The positivity rate for rheumatoid factor in rheumatoid arthritis is 70–80%, while ankylosing spondylitis is usually negative for rheumatoid factor.
Ankylosing spondylitis is predominantly associated with HLA-B27 positivity, while rheumatoid arthritis is usually negative for HLA-B27.
Osteitis Condensans Ilii
Most commonly seen in young women, it manifests as chronic low back pain and morning stiffness. Clinical examination typically reveals only lumbar muscular tension without other abnormalities.

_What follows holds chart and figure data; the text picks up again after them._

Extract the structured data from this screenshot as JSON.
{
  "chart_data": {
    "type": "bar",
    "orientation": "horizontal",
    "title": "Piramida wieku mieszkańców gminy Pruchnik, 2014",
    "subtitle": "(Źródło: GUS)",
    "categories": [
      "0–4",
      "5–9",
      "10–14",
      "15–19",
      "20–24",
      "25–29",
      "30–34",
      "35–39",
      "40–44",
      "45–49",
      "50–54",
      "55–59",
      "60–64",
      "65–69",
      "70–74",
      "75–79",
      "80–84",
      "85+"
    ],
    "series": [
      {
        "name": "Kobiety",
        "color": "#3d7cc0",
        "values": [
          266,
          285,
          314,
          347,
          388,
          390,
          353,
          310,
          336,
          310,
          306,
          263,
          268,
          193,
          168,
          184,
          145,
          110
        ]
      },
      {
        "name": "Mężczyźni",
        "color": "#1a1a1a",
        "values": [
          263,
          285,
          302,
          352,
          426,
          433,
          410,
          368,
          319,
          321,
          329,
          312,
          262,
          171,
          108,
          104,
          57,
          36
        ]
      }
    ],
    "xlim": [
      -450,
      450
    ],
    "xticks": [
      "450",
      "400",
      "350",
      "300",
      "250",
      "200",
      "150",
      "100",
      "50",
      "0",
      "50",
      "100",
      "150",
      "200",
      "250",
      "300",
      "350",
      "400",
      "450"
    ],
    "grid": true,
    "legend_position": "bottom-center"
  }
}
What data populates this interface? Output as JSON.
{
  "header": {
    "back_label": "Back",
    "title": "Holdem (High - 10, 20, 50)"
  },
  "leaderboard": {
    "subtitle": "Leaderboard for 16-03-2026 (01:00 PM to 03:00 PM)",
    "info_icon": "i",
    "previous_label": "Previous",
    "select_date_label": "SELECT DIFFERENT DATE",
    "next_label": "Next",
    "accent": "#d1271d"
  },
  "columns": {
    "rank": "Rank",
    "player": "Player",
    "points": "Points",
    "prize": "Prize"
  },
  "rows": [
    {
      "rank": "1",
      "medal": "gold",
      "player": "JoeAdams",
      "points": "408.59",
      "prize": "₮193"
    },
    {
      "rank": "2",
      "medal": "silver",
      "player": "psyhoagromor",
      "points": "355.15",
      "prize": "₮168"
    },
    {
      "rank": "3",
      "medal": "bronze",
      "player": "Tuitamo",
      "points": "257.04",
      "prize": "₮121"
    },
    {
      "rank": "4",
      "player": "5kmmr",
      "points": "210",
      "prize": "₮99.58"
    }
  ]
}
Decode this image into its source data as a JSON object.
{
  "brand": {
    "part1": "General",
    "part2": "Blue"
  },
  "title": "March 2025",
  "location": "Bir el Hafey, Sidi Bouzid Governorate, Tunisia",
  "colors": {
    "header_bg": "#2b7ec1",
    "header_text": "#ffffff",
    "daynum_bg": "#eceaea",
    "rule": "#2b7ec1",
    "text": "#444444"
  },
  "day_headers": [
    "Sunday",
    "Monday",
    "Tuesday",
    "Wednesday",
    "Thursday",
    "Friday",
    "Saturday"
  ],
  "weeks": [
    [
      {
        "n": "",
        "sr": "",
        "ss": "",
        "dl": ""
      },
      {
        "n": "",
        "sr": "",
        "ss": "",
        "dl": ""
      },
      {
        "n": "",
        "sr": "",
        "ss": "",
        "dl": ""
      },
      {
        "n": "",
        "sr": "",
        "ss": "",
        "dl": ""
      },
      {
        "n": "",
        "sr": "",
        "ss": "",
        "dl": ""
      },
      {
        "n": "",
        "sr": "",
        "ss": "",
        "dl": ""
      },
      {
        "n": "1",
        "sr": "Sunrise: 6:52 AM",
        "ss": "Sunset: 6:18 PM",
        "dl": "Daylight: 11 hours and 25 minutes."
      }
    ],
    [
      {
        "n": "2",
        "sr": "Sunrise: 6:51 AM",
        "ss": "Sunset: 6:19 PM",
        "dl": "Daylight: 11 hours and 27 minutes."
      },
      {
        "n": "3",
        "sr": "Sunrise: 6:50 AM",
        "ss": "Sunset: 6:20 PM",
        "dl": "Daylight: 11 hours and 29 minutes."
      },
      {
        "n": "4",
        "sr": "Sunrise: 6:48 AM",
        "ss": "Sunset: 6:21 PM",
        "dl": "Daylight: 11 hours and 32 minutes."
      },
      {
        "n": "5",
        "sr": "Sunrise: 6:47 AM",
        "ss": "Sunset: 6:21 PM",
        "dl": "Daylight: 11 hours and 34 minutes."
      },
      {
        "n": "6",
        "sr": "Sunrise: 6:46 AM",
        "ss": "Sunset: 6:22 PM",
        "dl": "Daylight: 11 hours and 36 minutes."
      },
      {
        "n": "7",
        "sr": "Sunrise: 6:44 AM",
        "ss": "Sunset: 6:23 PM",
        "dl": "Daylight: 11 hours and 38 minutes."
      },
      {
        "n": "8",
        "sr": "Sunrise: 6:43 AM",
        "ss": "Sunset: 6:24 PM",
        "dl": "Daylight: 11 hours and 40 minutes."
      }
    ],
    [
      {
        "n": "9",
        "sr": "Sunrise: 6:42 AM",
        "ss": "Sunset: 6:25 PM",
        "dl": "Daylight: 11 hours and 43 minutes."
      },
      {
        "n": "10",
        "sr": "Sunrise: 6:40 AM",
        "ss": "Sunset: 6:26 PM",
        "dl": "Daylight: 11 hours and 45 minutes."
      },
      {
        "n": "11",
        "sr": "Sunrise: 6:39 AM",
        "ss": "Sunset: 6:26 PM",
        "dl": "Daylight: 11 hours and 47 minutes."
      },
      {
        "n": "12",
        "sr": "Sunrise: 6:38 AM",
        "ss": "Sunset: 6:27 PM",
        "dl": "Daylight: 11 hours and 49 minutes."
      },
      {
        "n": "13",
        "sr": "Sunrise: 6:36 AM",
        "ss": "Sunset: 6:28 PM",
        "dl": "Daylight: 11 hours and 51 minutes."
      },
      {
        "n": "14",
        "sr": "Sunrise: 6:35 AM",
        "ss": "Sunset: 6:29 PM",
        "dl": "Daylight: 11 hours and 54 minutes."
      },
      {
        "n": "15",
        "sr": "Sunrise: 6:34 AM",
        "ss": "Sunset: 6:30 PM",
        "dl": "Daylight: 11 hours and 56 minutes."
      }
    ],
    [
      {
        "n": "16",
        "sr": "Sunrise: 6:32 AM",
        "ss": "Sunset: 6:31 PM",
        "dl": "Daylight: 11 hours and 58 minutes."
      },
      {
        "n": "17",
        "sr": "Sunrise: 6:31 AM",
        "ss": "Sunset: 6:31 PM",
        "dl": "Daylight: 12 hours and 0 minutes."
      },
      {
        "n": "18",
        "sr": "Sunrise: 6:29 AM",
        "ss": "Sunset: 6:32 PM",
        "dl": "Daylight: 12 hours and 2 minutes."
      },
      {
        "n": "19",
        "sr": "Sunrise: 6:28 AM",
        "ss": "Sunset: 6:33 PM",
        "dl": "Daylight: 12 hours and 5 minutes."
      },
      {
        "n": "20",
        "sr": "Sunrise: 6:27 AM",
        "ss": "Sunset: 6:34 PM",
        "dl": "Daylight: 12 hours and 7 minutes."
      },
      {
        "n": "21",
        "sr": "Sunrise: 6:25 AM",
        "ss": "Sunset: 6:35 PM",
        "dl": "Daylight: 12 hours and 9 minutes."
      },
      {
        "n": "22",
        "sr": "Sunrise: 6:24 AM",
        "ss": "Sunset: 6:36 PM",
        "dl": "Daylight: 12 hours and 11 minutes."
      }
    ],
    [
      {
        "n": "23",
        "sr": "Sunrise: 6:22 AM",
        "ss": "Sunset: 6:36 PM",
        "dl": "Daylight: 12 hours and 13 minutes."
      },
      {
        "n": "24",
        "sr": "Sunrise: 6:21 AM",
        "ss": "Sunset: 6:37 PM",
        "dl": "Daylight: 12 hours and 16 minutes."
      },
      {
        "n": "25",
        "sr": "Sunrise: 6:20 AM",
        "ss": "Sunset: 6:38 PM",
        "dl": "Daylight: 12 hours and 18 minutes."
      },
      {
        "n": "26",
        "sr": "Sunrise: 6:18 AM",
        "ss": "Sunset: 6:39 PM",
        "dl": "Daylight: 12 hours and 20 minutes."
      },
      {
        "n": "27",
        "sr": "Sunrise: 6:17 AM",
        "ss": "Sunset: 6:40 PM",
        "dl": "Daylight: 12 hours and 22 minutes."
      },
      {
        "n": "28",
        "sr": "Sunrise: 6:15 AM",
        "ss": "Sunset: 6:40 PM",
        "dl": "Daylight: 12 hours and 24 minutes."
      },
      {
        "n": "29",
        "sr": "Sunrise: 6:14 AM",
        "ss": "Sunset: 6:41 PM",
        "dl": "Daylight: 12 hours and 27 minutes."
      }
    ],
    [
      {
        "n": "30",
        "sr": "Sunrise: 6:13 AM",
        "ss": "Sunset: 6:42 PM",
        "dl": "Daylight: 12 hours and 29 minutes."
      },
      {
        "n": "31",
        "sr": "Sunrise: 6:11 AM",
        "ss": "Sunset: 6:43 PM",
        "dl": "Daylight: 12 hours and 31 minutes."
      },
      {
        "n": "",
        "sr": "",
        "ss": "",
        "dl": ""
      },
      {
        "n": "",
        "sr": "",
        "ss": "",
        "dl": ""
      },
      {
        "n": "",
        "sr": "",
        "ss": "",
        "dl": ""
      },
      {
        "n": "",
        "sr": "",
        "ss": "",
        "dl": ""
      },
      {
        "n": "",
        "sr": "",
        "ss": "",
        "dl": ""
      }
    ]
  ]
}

Characteristic X-ray findings include marked sclerosis in the lower two-thirds of the iliac bone along the sacroiliac joint, without involvement of the sacroiliac joint surfaces or narrowing of the joint spaces.
The condition does not typically exhibit postural pain following prolonged sitting or lying, and the effectiveness of nonsteroidal anti-inflammatory drugs (NSAIDs) is less pronounced compared to ankylosing spondylitis.
Treatment
The primary goals of treatment are to relieve pain, prevent deformities, and improve function.
Non-Pharmacological Treatment
Patients are encouraged to gain a thorough understanding of the disease's characteristics and prognosis to improve their confidence in adhering to standardized treatment. Training and stretching exercises to maintain spinal and joint mobility are recommended, along with maintaining proper posture to reduce or delay the progression of kyphotic deformity. Smoking cessation is associated with better functional outcomes.
Pharmacological Treatment
Nonsteroidal anti-inflammatory drugs (NSAIDs) are the first-line choice for symptom control. If two different NSAIDs fail to produce satisfactory results with continuous usage, disease-modifying anti-rheumatic drugs (DMARDs), including biological agents, should be considered.
Surgical Treatment
In cases of joint ankylosis, artificial joint replacement surgery can be performed. For severe kyphotic deformities that significantly impact daily living, spinal osteotomy and corrective surgeries may be considered.